According to the journal Nature, AlphaFold has become one of the most influential AI systems ever developed for science, with researchers worldwide using it to accelerate discoveries across medicine, agriculture and biotechnology.
The freely available AlphaFold Protein Structure Database now contains predictions for hundreds of millions of proteins, making it one of the largest scientific resources created using artificial intelligence.
Founded in 2021 by former OpenAI researchers, Anthropic has rapidly become one of the world’s leading AI companies through its Claude family of models and its emphasis on AI safety.
The company has attracted billions of dollars in investment from major technology firms including Amazon and Google, while positioning itself as a key competitor to OpenAI and Google DeepMind in developing next-generation AI systems.
Jumper’s arrival signals that Anthropic is also seeking to expand its scientific research capabilities beyond consumer AI assistants. The company is expected to host a science-focused event later this month, although it has not commented on the Nobel laureate’s new responsibilities.
The latest move reflects a broader shift across Silicon Valley, where experienced AI researchers have become some of the most sought-after employees in technology.

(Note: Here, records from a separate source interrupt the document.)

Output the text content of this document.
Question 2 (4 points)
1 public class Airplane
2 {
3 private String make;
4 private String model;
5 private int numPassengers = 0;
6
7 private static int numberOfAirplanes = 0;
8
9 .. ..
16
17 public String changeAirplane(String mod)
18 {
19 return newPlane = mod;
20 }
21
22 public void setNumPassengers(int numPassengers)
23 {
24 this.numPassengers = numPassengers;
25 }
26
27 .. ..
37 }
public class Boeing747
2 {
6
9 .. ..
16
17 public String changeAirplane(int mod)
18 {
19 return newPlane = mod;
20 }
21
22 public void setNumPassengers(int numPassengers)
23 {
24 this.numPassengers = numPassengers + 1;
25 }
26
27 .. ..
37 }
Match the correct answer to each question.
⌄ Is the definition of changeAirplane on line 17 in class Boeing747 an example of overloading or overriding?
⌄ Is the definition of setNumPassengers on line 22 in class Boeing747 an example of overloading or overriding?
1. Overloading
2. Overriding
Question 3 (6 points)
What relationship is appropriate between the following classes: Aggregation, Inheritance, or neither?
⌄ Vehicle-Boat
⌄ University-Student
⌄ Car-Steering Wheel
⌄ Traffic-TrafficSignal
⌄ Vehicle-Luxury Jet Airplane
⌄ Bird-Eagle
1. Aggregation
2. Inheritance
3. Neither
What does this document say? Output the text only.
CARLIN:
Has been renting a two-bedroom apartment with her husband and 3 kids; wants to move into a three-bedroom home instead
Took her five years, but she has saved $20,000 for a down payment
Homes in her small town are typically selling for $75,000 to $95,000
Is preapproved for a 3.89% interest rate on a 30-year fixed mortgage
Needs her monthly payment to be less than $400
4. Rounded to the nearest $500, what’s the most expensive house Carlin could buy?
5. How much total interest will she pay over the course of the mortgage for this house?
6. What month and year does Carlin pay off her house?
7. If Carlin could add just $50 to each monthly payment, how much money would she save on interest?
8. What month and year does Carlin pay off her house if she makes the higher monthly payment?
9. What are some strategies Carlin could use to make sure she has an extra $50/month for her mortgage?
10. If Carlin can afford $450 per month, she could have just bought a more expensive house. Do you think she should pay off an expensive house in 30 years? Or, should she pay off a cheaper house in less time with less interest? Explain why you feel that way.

Business Insider noted that Jumper’s departure follows a growing trend of senior researchers moving from established technology giants to specialised AI companies, where they often gain greater freedom to pursue cutting-edge research.
For Google DeepMind, the loss of another internationally recognised scientist comes as competition intensifies to develop increasingly capable AI systems.
For Anthropic, it represents one of the industry’s biggest recruitment wins—and another sign that the next phase of the AI race may be decided as much by talent as by technology.